Department of Endocrinology and Cardiovascular Disease Prevention, Assistance Publique-Hôpitaux de Paris, La Pitié-Salpêtrière Hospital, Sorbonne University, Paris, France.
Department of Nutrition, Maladies Métaboliques et Endocrinologie, Hôpital Conception, Marseille, France.
Curr Atheroscler Rep. 2020 Aug 27;22(11):63. doi: 10.1007/s11883-020-00885-1.
Familial chylomicronemia syndrome (FCS) is a rare recessive genetic disorder often underdiagnosed with potentially severe clinical consequences. In this review, we describe the clinical and biological characteristics of the disease together with its main complication, i.e., acute pancreatitis. We focused the paper on new diagnostic tools, progress in understanding the role of two key proteins (apolipoprotein CIII (apo CIII) and angiopoietin-like3 (ANGPTL-3)), and new therapeutic options.
Recently, a new diagnostic tool has been proposed by European experts to help identify these patients. This tool with two recently identified parameters (low LDL and low body mass index) can help identify patients who should be genetically tested or who may have the disease when genetic testing is not available. FCS is caused by homozygous or compound heterozygous mutations of lipoprotein lipase, apolipoprotein C-II, apolipoprotein A-V, glycosylphosphatidylinositol anchored high-density lipoprotein-binding protein 1, and lipase maturation factor. Two proteins have been identified as important player in the metabolism of triglyceride-rich lipoprotein and its regulation. These two proteins are therapeutic target. Antisense oligonucleotide targeting apo CIII has been shown to significantly decrease triglyceride levels even in FCS and is the first available treatment for these patients.

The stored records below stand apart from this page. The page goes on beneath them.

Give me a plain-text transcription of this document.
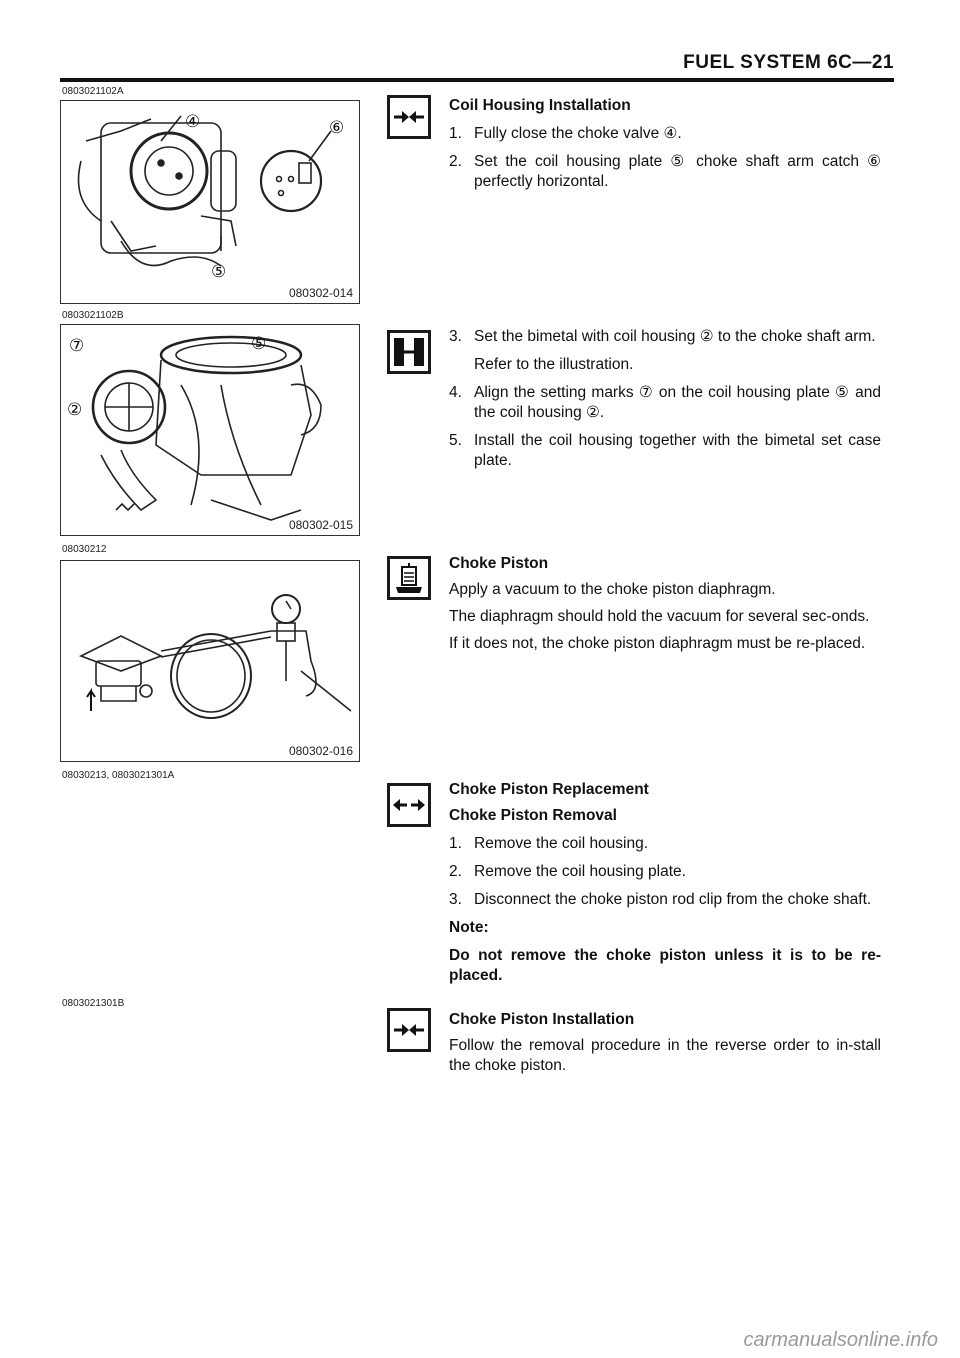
FUEL SYSTEM 6C—21
0803021102A
④	⑥
⑤
080302-014
0803021102B
⑦	⑤
②
080302-015
08030212
080302-016
08030213, 0803021301A
0803021301B
Coil Housing Installation
1. Fully close the choke valve ④.
2. Set the coil housing plate ⑤ choke shaft arm catch ⑥ perfectly horizontal.
3. Set the bimetal with coil housing ② to the choke shaft arm.
Refer to the illustration.
4. Align the setting marks ⑦ on the coil housing plate ⑤ and the coil housing ②.
5. Install the coil housing together with the bimetal set case plate.
Choke Piston
Apply a vacuum to the choke piston diaphragm.
The diaphragm should hold the vacuum for several sec-onds.
If it does not, the choke piston diaphragm must be re-placed.
Choke Piston Replacement
Choke Piston Removal
1. Remove the coil housing.
2. Remove the coil housing plate.
3. Disconnect the choke piston rod clip from the choke shaft.
Note:
Do not remove the choke piston unless it is to be re-placed.
Choke Piston Installation
Follow the removal procedure in the reverse order to in-stall the choke piston.
carmanualsonline.info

Further development might identify new compounds with reduced risk to develop severe thrombocytopenia. ANGPTL-3 inhibitors have not yet been tested in FCS patients but exert significant hypotriglyceridemic effect in the more frequent and less severe polygenic forms. Beyond these two new targets, microsomal triglyceride transfer protein (MTTP) inhibitors could also be part of the armamentarium, if on-going trials confirm their efficacy. New clinical tools and simple criteria can help select patients with possible FCS and identify patients who should have a genetic testing. Identifying patients with FCS is a major issue since these patients have a high risk to suffer severe episodes of acute pancreatitis and may now benefit from new therapeutic options including antisense oligonucleotide targeting apo CIII.

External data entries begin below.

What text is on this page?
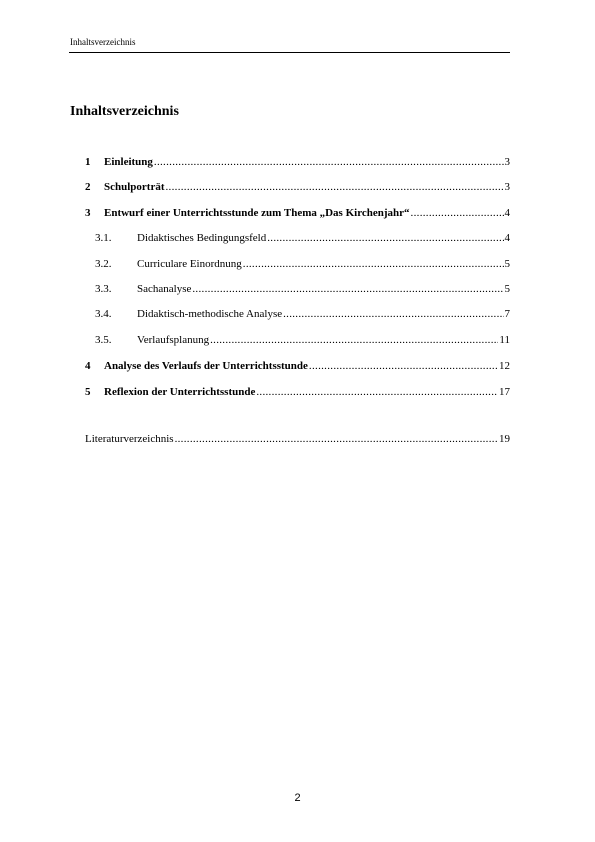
Inhaltsverzeichnis
Inhaltsverzeichnis
1	Einleitung .....	3
2	Schulporträt .....	3
3	Entwurf einer Unterrichtsstunde zum Thema „Das Kirchenjahr“ .....	4
3.1.	Didaktisches Bedingungsfeld .....	4
3.2.	Curriculare Einordnung .....	5
3.3.	Sachanalyse .....	5
3.4.	Didaktisch-methodische Analyse .....	7
3.5.	Verlaufsplanung .....	11
4	Analyse des Verlaufs der Unterrichtsstunde .....	12
5	Reflexion der Unterrichtsstunde .....	17
Literaturverzeichnis .....	19
2
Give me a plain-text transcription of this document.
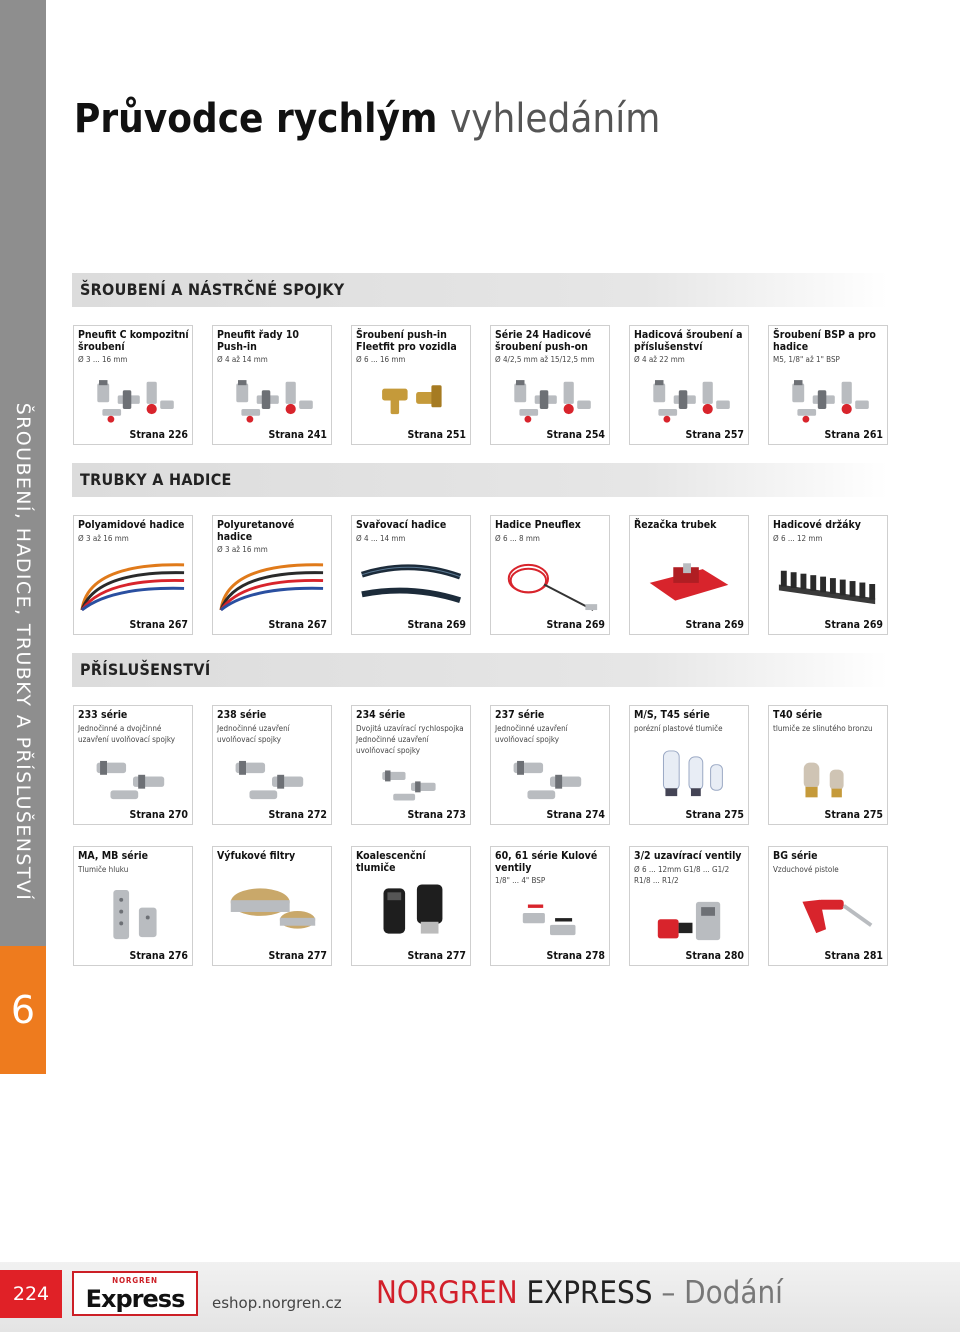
ŠROUBENÍ, HADICE, TRUBKY A PŘÍSLUŠENSTVÍ
6
Průvodce rychlým vyhledáním
ŠROUBENÍ A NÁSTRČNÉ SPOJKY
TRUBKY A HADICE
PŘÍSLUŠENSTVÍ
Pneufit C kompozitní šroubení
Ø 3 ... 16 mm
Strana 226
Pneufit řady 10 Push-in
Ø 4 až 14 mm
Strana 241
Šroubení push-in Fleetfit pro vozidla
Ø 6 ... 16 mm
Strana 251
Série 24 Hadicové šroubení push-on
Ø 4/2,5 mm až 15/12,5 mm
Strana 254
Hadicová šroubení a příslušenství
Ø 4 až 22 mm
Strana 257
Šroubení BSP a pro hadice
M5, 1/8" až 1" BSP
Strana 261
Polyamidové hadice
Ø 3 až 16 mm
Strana 267
Polyuretanové hadice
Ø 3 až 16 mm
Strana 267
Svařovací hadice
Ø 4 ... 14 mm
Strana 269
Hadice Pneuflex
Ø 6 ... 8 mm
Strana 269
Řezačka trubek
Strana 269
Hadicové držáky
Ø 6 ... 12 mm
Strana 269
233 série
Jednočinné a dvojčinné uzavření uvolňovací spojky
Strana 270
238 série
Jednočinné uzavření uvolňovací spojky
Strana 272
234 série
Dvojitá uzavírací rychlospojka Jednočinné uzavření uvolňovací spojky
Strana 273
237 série
Jednočinné uzavření uvolňovací spojky
Strana 274
M/S, T45 série
porézní plastové tlumiče
Strana 275
T40 série
tlumiče ze slinutého bronzu
Strana 275
MA, MB série
Tlumiče hluku
Strana 276
Výfukové filtry
Strana 277
Koalescenční tlumiče
Strana 277
60, 61 série Kulové ventily
1/8" ... 4" BSP
Strana 278
3/2 uzavírací ventily
Ø 6 ... 12mm G1/8 ... G1/2 R1/8 ... R1/2
Strana 280
BG série
Vzduchové pistole
Strana 281
224
NORGREN
Express	eshop.norgren.cz NORGREN EXPRESS – Dodání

家族性乳糜微粒血症综合征(FCS)是一种罕见的常染色体隐性遗传性疾病,临床诊断率较低,可能导致严重的后果。本综述描述了该疾病的临床和生物学特征及其主要并发症,即急性胰腺炎。本文重点介绍了新的诊断工具、对两种关键蛋白(载脂蛋白 CIII(apo CIII)和血管生成素样蛋白 3(ANGPTL-3))作用的深入理解以及新的治疗选择。
最近,欧洲专家提出了一种新的诊断工具,以帮助识别这些患者。该工具使用两个最近确定的参数(低 LDL 和低体重指数)可以帮助识别应进行基因检测的患者,或在无法进行基因检测时,识别可能患有该疾病的患者。FCS 是由脂蛋白脂肪酶、载脂蛋白 C-II、载脂蛋白 A-V、糖基磷脂酰肌醇锚定高密度脂蛋白结合蛋白 1 和脂肪酶成熟因子的纯合子或复合杂合突变引起的。两种蛋白被确定为甘油三酯-rich 脂蛋白代谢及其调节的重要调控因子。这两种蛋白是治疗靶点。靶向 apo CIII 的反义寡核苷酸已被证明可显著降低甘油三酯水平,即使在 FCS 中也是如此,是这些患者的第一种可用治疗方法。进一步的开发可能会发现新的化合物,降低发生严重血小板减少症的风险。ANGPTL-3 抑制剂尚未在 FCS 患者中进行测试,但在更常见且不太严重的多基因形式中可显著降低甘油三酯水平。除了这两个新靶点之外,微粒体甘油三酯转移蛋白(MTTP)抑制剂也可能成为治疗手段之一,如果正在进行的试验证实其疗效。新的临床工具和简单的标准可以帮助选择可能患有 FCS 的患者,并识别应进行基因检测的患者。识别 FCS 患者是一个主要问题,因为这些患者有发生严重急性胰腺炎的高风险,现在可能受益于新的治疗选择,包括靶向 apo CIII 的反义寡核苷酸。